Introduction to Statistical Machine Translation

Statistical machine translation can be reduced to ordering food at your local Chinese restaurant. Each item on the menu has a Chinese and English translation, and within a few minutes you can probably determine the Chinese characters for "beef" or "lo mein", by cross referencing several dishes with these ingredients. So its reasonably easy to build a dictionary of Chinese characters and their corresponding translations, and possibly even for short phrases like "in garlic sauce".

Tommorow, they put up a special dish on the chalk board, in Chinese characters. You could use your bilinugual dictionary to figure out exactly what the special is (as long as you have seen all the ingredients/styles before). Now extend this technique to European Parliament proceedings for French and English, and try translating speeches given by the French Prime Minister. Putting together the phrases and the words to generate a translation gets a little harder. Thats the part I work on, and the listed publications are evidence of my struggle.
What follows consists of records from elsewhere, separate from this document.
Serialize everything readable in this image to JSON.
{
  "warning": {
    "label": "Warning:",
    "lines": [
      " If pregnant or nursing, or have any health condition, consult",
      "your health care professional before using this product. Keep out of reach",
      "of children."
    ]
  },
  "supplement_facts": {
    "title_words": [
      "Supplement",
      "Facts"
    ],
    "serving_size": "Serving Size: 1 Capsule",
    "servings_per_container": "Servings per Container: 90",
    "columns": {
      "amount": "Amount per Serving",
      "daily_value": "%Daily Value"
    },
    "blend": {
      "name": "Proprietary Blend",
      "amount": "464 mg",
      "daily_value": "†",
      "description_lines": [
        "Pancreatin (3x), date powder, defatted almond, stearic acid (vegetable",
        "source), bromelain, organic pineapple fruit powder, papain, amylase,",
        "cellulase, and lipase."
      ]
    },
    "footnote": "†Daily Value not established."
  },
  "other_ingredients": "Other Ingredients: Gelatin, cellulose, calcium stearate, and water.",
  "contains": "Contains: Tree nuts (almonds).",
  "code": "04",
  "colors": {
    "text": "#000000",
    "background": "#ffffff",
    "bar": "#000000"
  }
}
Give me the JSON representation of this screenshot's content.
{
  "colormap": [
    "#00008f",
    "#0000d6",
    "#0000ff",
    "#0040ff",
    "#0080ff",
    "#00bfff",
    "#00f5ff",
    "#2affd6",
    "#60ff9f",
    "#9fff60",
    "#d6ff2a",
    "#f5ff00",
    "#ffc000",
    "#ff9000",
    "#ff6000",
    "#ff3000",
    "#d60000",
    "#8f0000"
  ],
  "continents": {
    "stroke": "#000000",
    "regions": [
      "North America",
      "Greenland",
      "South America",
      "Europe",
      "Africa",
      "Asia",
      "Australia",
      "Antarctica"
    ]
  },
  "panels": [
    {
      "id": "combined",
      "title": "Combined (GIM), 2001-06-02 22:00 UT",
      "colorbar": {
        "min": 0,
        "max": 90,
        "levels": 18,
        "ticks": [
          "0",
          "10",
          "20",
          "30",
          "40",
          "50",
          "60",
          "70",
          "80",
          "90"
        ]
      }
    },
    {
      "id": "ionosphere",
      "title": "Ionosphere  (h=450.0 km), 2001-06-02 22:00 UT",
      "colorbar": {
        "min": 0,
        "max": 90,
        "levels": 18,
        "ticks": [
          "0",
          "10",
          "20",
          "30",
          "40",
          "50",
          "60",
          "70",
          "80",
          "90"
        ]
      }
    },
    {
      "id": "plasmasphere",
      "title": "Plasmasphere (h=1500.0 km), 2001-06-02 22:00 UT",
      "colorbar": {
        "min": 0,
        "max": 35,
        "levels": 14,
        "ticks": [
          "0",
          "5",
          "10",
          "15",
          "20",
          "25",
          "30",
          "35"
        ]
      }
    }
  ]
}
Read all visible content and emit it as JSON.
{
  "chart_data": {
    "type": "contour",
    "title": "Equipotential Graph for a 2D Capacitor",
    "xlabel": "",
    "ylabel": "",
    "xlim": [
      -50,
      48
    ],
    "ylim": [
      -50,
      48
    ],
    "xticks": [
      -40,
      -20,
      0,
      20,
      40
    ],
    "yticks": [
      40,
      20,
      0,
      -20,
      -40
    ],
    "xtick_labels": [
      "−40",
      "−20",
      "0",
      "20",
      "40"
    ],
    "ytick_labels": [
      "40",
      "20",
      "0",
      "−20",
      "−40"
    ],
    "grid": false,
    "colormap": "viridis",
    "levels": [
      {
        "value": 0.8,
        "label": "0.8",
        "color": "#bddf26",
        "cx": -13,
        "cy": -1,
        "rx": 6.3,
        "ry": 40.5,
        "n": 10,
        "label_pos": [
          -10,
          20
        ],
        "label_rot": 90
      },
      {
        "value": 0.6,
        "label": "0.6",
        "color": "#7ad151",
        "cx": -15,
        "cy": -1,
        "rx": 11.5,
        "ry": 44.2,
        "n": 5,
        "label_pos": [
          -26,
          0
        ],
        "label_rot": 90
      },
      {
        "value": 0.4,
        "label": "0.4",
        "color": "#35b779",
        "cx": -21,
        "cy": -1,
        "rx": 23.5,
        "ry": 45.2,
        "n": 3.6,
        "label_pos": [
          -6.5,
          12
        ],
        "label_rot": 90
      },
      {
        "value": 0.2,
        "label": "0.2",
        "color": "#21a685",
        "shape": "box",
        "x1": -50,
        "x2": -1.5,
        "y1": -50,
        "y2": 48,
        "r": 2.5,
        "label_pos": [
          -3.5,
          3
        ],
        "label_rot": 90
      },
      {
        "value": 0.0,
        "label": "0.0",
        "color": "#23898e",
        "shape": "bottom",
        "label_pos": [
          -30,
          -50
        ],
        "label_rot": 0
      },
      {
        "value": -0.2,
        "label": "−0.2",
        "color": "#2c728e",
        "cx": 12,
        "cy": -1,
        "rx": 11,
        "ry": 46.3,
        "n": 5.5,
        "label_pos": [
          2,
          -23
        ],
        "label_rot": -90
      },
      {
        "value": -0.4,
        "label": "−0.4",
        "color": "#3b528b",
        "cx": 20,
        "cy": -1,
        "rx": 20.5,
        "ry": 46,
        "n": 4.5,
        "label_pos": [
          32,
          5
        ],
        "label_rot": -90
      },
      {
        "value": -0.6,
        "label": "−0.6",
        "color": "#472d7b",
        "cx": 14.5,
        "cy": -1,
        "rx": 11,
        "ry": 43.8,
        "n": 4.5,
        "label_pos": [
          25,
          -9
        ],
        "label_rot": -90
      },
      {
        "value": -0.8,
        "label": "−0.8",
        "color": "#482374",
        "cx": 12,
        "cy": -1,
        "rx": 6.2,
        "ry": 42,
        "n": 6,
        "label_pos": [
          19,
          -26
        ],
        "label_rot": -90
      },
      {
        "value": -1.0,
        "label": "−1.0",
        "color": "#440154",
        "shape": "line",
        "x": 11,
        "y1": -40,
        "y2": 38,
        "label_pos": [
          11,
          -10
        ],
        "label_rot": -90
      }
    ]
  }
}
My research focus is in syntax augmented machine translation. I develop methods that allow statistical machine translation systems to learn more expressive translation operations that capture complex re-ordering effects across languages and generalize well to new data. Under the syntax augmented mt framework, I am particulary interested in the role of labels that constrain and generalize automatically induced grammar rules. My thesis proposal on this topic is available on request.